BG has booked all of Lake Charles capacity out to 2030 and this month received DOE approval to export US gas to countries aligned with World Trade Organization rules. No investment decision on any export plan for Lake Charles has been made, but the terminal should be well-placed when the time comes, given BGs production portfolio and already established downstream market, notes Kelly Bennett of US gas analyst Bentek Energy. BG won’t have to go out and buy supply if [it doesn't] want to necessarily, Bennett says, whereas companies such as Cheniere will need to firm up agreements with suppliers.

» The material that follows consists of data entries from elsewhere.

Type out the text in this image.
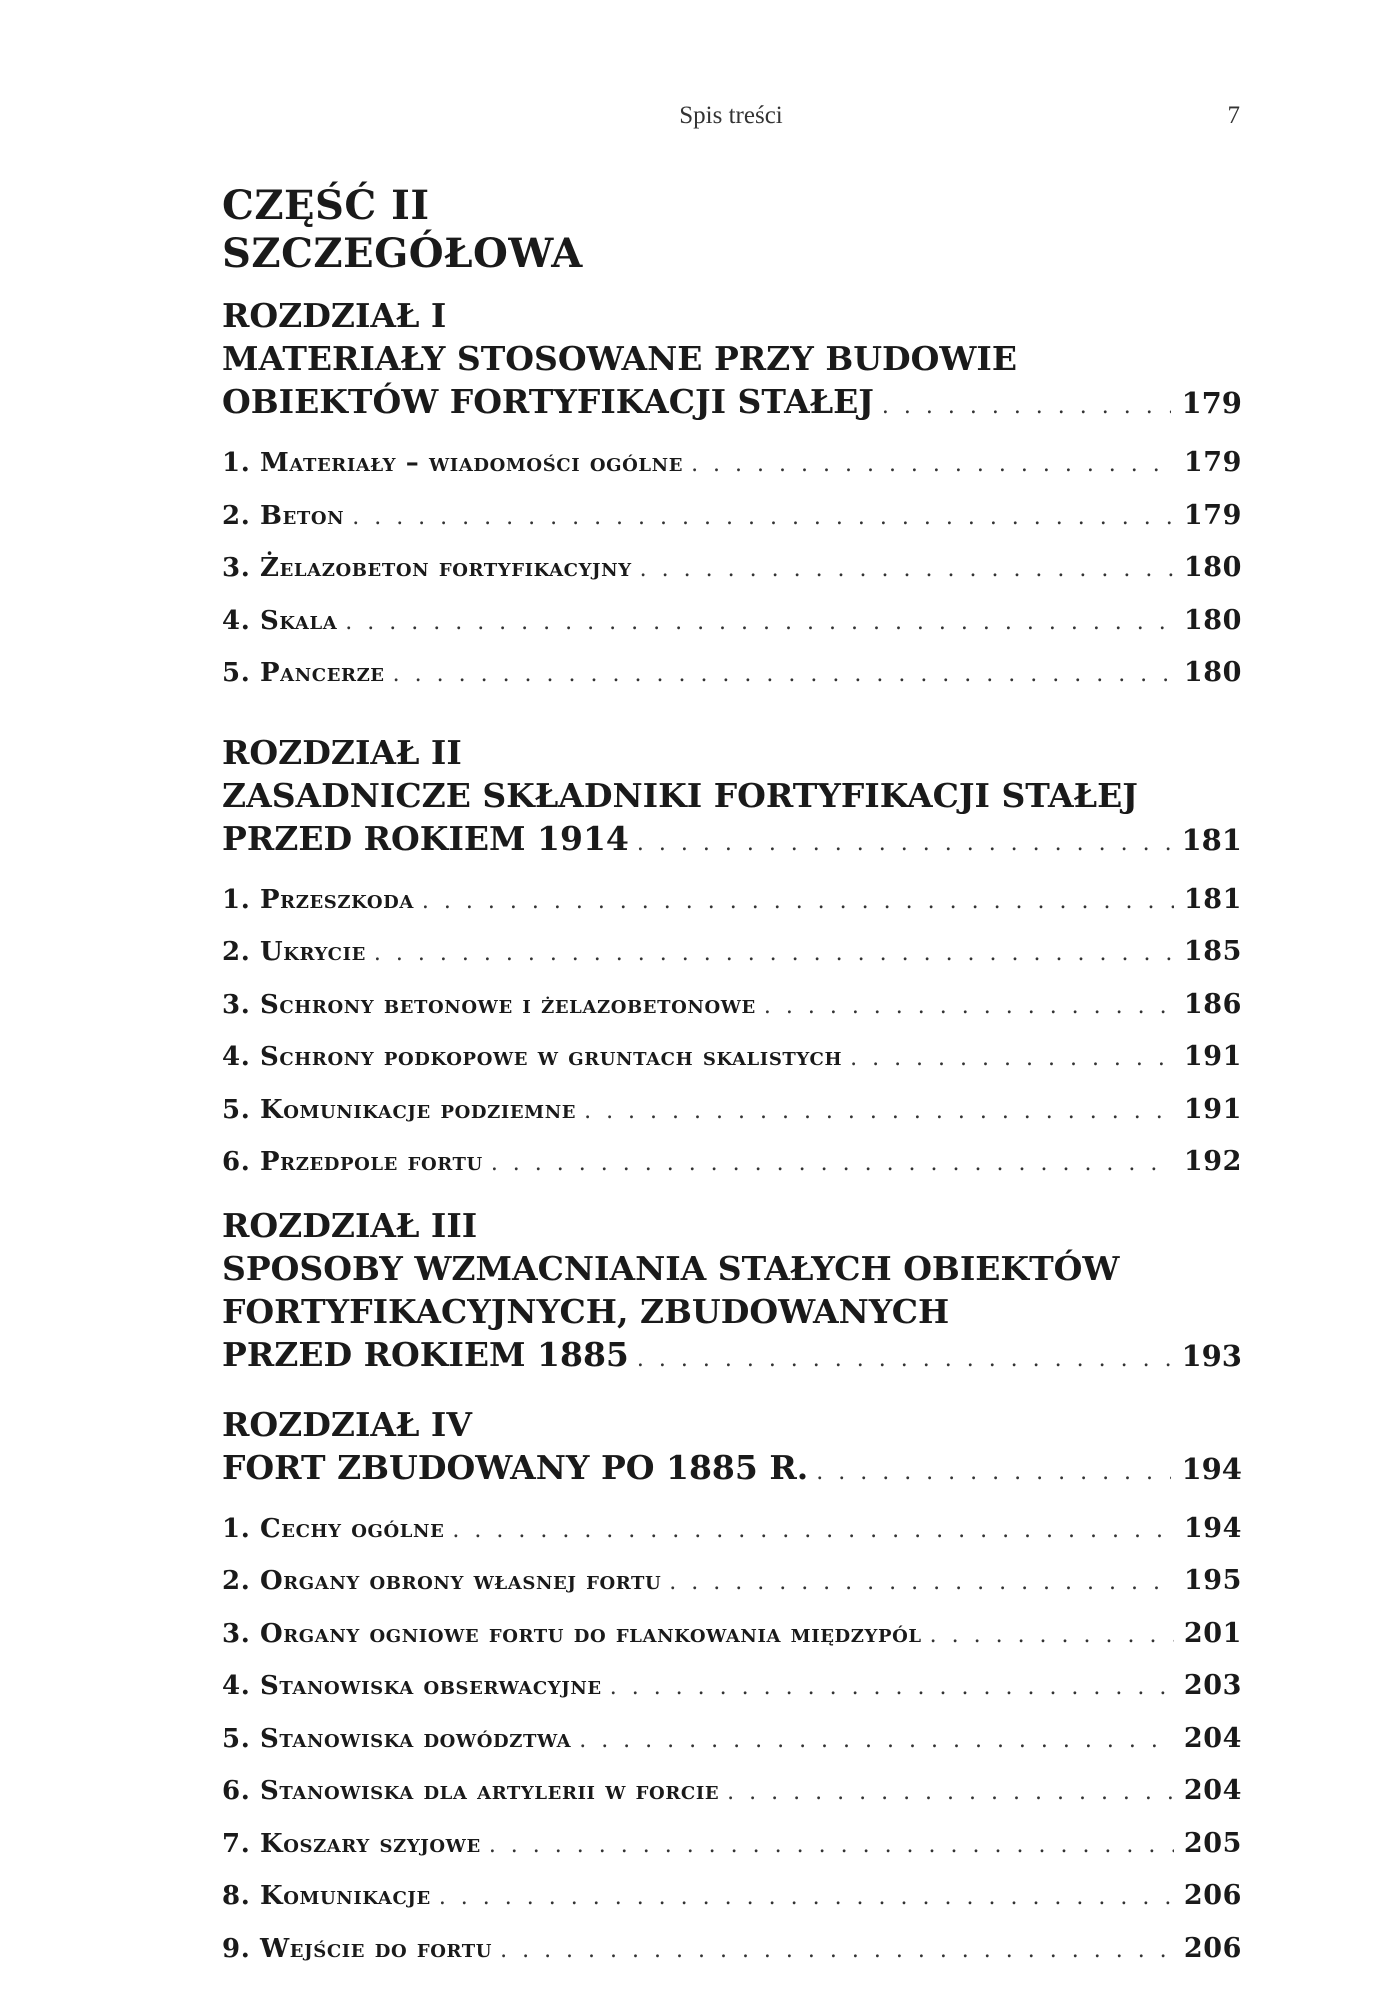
Spis treści	7
CZĘŚĆ II
SZCZEGÓŁOWA
ROZDZIAŁ I
MATERIAŁY STOSOWANE PRZY BUDOWIE
OBIEKTÓW FORTYFIKACJI STAŁEJ . . .	179
1. Materiały – wiadomości ogólne . . .	179
2. Beton . . .	179
3. Żelazobeton fortyfikacyjny . . .	180
4. Skala . . .	180
5. Pancerze . . .	180
ROZDZIAŁ II
ZASADNICZE SKŁADNIKI FORTYFIKACJI STAŁEJ
PRZED ROKIEM 1914 . . .	181
1. Przeszkoda . . .	181
2. Ukrycie . . .	185
3. Schrony betonowe i żelazobetonowe . . .	186
4. Schrony podkopowe w gruntach skalistych . . .	191
5. Komunikacje podziemne . . .	191
6. Przedpole fortu . . .	192
ROZDZIAŁ III
SPOSOBY WZMACNIANIA STAŁYCH OBIEKTÓW
FORTYFIKACYJNYCH, ZBUDOWANYCH
PRZED ROKIEM 1885 . . .	193
ROZDZIAŁ IV
FORT ZBUDOWANY PO 1885 R. . . .	194
1. Cechy ogólne . . .	194
2. Organy obrony własnej fortu . . .	195
3. Organy ogniowe fortu do flankowania międzypól . . .	201
4. Stanowiska obserwacyjne . . .	203
5. Stanowiska dowództwa . . .	204
6. Stanowiska dla artylerii w forcie . . .	204
7. Koszary szyjowe . . .	205
8. Komunikacje . . .	206
9. Wejście do fortu . . .	206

Developers of import terminals on the Pacific coast in Oregon who are also now eyeing exports look the least likely to make progress with their plans. In theory, they have in their favor proximity to high-priced Asian markets and access to shale gas supply from Canada and the Northwest Rockies. But against this stands the states development unfriendly reputation, Bentek’s Bennett says, noting that Oregon is a tough sell even for an LNG import terminal, with local governments and activist groups succeeding in scuttling a series of import terminal proposals.